Famed classic consoles such as the Nintendo Enterainment System have been out of production for a very long time now. Finding a used NES that works reliably can be a challenge, but fortunately there are companies manufacturing their own hardware that can play beloved cartridges from days gone by. Consider Hyperkin's RetroN line that has a history of playing NES, Sega Genesis, and other formats. The company recently announced that it's going all out with its next product, the RetroN 5. Expected to release this summer, the RetroN 5 boasts the ability to play NES, Famicom, Super NES, Super Famicom, Genesis, Mega Drive, and Game Boy Advance cartridges. Remember that the GBA hardware can also handle Game Boy Color and original Game Boy games and we're looking at a home video game console capable of playing games from nine models of hardware. That's impressive! Here's some of the press release:
Along with the features already announced on the RetroN 4, Hyperkin also revealed several key features of the RetroN 5 which include the ability to save games at any point during gameplay, audio interpolation to improve sound output quality, shaders to up convert video signals to show clearer images of up to 720p resolution, button reassignment, and manual and passive overclocking to speed up or slow down the speed of games. Also revealed is more information on the Bluetooth wireless controllers; a Microswitch Directional Pad will be utilized instead of a traditional directional pad, and Macro Buttons have also been included. Users will also be able to use any controller to play any of the compatible systems, as well as given the option to remap buttons on any of the original controllers as well.

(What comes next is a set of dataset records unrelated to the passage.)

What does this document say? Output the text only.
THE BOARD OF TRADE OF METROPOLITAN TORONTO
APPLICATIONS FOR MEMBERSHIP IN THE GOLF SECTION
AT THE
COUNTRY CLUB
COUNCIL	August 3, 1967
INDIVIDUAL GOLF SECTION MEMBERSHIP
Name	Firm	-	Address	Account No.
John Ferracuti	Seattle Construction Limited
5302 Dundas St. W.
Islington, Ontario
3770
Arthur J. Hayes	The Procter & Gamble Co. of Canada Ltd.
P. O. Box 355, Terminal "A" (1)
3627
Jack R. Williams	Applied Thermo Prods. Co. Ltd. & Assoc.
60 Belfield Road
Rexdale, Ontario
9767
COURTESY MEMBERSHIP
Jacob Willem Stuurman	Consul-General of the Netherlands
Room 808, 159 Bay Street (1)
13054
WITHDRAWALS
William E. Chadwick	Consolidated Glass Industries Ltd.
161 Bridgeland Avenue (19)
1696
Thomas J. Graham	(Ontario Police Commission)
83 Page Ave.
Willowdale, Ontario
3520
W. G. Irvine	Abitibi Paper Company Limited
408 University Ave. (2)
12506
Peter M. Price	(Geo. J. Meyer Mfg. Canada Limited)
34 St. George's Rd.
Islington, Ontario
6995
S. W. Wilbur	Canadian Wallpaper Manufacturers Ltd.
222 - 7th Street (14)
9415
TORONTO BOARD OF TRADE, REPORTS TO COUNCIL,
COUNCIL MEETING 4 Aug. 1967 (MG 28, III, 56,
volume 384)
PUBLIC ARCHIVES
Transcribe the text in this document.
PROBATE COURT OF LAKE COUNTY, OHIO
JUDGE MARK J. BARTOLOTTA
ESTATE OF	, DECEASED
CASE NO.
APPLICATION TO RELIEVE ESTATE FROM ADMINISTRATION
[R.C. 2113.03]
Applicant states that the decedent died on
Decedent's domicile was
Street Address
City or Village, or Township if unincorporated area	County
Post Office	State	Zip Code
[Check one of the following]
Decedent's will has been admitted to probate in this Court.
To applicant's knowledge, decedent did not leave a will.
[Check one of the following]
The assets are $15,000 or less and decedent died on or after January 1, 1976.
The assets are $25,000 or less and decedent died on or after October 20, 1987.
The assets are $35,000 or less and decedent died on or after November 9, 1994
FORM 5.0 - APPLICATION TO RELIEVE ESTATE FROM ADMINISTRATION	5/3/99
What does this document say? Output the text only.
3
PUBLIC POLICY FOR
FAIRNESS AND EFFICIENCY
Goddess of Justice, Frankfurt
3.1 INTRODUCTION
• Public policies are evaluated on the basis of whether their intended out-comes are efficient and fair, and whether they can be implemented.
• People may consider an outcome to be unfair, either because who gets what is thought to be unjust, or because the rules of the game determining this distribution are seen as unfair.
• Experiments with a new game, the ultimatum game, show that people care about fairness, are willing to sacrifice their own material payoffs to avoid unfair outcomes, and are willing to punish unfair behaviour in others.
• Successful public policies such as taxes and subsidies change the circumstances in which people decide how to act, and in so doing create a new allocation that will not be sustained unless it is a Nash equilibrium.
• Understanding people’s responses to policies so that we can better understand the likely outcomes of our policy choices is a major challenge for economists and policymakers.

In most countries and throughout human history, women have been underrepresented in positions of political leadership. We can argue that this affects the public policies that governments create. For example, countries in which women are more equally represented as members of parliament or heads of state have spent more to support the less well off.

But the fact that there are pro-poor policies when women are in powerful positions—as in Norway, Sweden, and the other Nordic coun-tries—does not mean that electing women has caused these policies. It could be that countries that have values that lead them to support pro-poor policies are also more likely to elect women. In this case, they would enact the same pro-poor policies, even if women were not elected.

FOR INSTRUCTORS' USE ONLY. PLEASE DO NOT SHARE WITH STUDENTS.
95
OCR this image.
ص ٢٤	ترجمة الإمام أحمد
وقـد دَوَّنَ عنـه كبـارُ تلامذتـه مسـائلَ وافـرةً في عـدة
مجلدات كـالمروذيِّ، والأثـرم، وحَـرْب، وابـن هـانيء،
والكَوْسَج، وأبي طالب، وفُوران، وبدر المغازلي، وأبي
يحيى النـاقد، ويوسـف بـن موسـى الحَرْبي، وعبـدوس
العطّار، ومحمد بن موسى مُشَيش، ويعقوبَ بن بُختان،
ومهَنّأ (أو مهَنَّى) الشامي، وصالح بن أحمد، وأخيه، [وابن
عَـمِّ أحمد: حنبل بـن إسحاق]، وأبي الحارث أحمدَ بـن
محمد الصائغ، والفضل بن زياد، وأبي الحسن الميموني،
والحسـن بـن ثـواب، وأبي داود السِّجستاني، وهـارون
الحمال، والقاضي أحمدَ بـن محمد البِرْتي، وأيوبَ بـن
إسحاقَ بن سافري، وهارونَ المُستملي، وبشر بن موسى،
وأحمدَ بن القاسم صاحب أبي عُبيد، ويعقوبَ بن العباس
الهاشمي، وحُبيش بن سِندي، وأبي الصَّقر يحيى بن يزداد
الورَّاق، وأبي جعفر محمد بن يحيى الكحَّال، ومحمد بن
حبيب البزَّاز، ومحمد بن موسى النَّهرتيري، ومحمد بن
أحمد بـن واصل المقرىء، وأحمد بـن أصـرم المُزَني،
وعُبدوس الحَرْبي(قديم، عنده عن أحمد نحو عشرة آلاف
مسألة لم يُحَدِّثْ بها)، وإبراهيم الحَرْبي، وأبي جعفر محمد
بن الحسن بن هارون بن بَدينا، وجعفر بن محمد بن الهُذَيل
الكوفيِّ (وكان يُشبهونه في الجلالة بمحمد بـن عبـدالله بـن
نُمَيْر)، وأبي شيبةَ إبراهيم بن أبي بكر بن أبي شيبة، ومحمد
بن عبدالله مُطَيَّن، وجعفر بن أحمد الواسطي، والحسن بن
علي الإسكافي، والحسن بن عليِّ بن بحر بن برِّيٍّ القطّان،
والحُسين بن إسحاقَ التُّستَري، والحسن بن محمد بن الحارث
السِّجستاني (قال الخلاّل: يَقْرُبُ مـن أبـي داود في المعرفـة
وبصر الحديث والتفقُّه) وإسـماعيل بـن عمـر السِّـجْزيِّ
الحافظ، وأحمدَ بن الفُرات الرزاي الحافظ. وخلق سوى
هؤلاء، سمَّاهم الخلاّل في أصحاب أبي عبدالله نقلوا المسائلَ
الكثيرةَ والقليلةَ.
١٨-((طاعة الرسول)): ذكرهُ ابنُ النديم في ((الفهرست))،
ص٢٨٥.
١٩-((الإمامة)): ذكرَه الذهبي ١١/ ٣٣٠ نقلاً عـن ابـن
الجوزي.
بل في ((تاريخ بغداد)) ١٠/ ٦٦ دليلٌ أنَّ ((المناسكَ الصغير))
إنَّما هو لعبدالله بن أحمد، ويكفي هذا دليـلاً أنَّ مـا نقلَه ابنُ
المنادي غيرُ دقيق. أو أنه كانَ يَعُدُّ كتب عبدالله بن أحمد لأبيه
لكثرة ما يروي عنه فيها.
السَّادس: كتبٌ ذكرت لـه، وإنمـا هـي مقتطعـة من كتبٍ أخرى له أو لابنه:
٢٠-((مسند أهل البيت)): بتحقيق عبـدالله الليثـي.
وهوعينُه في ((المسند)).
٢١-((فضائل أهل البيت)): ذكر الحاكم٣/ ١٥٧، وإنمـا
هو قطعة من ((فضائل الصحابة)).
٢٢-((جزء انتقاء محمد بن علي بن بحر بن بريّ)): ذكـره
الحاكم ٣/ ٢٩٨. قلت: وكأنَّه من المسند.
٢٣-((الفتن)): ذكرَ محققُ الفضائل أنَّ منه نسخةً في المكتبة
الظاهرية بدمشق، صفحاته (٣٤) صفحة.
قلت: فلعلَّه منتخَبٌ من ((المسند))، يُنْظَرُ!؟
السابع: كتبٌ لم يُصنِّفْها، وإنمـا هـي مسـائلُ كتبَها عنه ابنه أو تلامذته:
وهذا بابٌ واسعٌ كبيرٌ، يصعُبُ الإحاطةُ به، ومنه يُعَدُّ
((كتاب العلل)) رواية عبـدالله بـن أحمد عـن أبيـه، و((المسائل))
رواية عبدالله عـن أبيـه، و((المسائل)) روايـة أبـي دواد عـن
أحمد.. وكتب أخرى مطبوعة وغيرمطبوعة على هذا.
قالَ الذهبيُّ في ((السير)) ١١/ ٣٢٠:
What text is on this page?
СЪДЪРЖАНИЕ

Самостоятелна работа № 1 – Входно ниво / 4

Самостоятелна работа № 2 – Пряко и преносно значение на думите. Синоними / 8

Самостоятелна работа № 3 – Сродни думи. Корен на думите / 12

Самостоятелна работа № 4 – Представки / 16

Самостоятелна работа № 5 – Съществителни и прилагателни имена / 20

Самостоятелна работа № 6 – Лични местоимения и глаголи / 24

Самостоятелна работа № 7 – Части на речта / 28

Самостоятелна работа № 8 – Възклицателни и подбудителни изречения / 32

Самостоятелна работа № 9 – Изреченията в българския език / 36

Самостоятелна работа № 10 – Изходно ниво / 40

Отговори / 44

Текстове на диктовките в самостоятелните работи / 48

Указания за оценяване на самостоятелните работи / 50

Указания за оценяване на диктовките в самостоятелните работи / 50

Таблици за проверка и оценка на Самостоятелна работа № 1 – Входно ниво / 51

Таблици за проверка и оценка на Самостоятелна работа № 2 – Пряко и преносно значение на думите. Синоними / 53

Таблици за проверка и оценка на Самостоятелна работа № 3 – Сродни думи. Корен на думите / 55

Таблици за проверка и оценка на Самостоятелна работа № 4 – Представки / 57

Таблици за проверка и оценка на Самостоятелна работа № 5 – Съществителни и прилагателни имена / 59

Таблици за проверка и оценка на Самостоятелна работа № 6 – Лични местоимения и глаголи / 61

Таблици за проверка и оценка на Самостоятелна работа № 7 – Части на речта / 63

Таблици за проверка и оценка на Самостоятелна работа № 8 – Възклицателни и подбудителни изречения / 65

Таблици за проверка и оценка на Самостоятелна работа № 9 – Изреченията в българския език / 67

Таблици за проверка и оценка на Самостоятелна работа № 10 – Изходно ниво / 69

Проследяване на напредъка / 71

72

Assuming it lives up to its promises, I'd expect the RetroN 5 to be the biggest thing to hit the retro gaming scene since ThinkGeek sold Dingoo A320 units several years ago (you remember the Pocket Retro Game Emulator, right?). Of course, while the A320 was emulating games, the RetroN 5 is using actual hardware to produce the classic gaming experience. In my experience these kinds of retro game systems tend to fall just under the mark of total compatibility (perhaps a sound effect or music clip is off pitch or a complex image may not appear properly) and games with special microchips tend not to work at all, but I hear that Hyperkin is going for 100% compatibility with this one. I really hope they succeed. I'd love to replay my old favorites in clear high definition.